CINCINNATI -- Josu Currais began learning English four years ago when he started his professional soccer career in Finland.
The FC Cincinnati midfielder and former FC Barcelona academy player figured English could help him better communicate with teammates wherever he went.
RELATED: What makes Josu a special player?
Even in Cincinnati, Currais is able to speak his native Spanish with some of his teammates who share a knowledge of the language, but Monday, FC Cincinnati might be looking to him to help understand what the opponent is saying on the pitch.
Spanish La Liga’s Valencia CF comes to Nippert Stadium for an international friendly, bringing the challenges of a unique, technically superior style of possession play and likely a few communication barriers.
“It’s a little bit hard when you’re not able to speak (with teammates or an opponent), but once you are on the pitch, it’s just football,” said Currais, who almost signed with Valencia before electing instead to stay closer to home with FC Barcelona’s youth academy.
FC Cincinnati coach Alan Koch remembers how strange it was the first time he played an opponent that spoke a different language, but said his players have been around enough foreign players and teams -- and many of them are foreigners themselves -- to know how to handle it.
The most important thing, he said, is being able to understand your own teammates.
“You may not understand a word (the opponents) are saying but you just go with it,” Koch said. “It's part of the game and you focus on what you can control.
“In sports, you don't have to speak a verbal language. It's a language that's spoken on the field. We have players on our team that have varying abilities of English too. Thankfully everyone in our group does speak a decent amount of English so we can all communicate and make sure we're all on the same page, but when you play a team, it doesn't really matter what language they are speaking.”
The game might not change because of a potential lack of communication between the two teams Monday, but FC Cincinnati midfielder Kenney Walker said there are advantages to being able to understand an opponent.
When there is a language barrier, it just makes it more difficult to anticipate what the opponent is doing.

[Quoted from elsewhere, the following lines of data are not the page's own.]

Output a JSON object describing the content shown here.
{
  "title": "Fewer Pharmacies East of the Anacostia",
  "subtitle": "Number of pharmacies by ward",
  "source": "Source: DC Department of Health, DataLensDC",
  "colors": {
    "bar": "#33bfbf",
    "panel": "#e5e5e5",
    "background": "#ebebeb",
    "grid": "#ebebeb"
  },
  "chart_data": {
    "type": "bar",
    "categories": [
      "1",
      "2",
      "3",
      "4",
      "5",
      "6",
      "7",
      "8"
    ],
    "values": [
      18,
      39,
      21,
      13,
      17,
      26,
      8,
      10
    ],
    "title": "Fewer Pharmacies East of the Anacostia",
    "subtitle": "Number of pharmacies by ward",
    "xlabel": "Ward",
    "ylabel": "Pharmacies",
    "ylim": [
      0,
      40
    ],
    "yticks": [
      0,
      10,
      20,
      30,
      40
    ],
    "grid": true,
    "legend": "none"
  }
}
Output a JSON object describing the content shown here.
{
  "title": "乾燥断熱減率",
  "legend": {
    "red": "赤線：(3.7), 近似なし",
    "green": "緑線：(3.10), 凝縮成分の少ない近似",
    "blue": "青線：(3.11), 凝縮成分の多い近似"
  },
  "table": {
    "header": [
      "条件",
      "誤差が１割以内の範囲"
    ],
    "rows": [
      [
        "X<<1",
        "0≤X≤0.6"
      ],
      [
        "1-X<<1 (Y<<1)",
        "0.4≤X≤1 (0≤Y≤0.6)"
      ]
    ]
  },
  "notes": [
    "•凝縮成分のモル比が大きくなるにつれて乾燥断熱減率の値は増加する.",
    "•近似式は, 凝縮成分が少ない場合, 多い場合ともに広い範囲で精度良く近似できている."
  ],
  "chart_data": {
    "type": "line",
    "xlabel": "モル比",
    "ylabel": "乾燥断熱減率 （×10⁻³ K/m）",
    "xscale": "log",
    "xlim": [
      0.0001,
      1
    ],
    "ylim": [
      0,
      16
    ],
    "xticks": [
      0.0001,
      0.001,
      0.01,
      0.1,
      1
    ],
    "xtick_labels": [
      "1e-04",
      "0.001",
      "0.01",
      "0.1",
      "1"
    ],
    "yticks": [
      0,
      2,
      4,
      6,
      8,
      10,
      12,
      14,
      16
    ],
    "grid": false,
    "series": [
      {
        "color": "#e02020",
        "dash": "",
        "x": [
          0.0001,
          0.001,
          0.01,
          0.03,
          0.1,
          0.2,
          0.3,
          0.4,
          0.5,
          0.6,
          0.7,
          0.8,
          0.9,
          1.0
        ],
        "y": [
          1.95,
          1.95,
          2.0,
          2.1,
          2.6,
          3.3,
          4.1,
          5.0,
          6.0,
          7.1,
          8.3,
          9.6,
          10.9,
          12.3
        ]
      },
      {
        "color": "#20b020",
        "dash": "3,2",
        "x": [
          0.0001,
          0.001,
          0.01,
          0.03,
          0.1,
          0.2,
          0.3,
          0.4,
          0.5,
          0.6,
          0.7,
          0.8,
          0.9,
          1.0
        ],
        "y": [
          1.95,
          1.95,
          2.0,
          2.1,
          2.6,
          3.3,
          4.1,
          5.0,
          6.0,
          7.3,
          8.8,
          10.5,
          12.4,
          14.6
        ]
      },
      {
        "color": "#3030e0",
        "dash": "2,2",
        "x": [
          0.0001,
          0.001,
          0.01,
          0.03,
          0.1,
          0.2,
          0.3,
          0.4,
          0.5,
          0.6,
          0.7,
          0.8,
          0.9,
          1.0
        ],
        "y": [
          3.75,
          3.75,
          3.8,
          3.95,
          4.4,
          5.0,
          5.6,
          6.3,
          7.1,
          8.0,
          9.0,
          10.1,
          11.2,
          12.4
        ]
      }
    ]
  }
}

“When you're playing USL games or Open Cup, we're playing a lot of other guys from the U.S., you can pick up on what they're saying or sometimes you might here part of a conversation about what they want to do,” Walker said. “Obviously, if they're speaking Spanish other guys might be able to relay that to us, but it's going to be kind of learning on the fly or figuring out how they are playing by just going out there and playing. It's the beautiful part of the game where you have to figure out what the other team is doing all on the field and not by listening to what you're hearing on the field.”
Walker said the language barrier will be more difficult for Valencia.
He played a team in Mexico during his time with the Los Angeles Galaxy, where he began his career in 2012, and remembered how much more hostile the environment felt not being able to understand anyone.
“Going down there, when they are chanting in Spanish, all the players are speaking Spanish, the refs are speaking Spanish, you're only out there playing with your teammates and you can't understand anything,” Walker said. “It's just going out there, figuring it out and finding ways to win.”
It likely won’t feel that way for everyone on Valencia’s squad. Though the roster is made up mainly of Spaniards, some players might also speak English.
And Currais isn’t the only player on FC Cincinnati’s squad that speaks Spanish. Marco Dominguez is from Montreal but Spanish is his family’s first language, and others at least know bits and pieces of Spanish. Reserve midfielder Eric Stevenson made it his New Year’s resolution to learn Spanish and practices sometimes with Currais.
“It's a little weird because you're hearing a different language being spoken on the other side, but you don't really think about it,” Stevenson said of his experience playing against opponents that speak a different language. “At this point, we're all used to it because half our team is foreign. You hear, in our locker room, French, Spanish, English all the time. They've probably got guys I'm sure that Spanish is not their first language. It will just make things a little more interesting I guess.”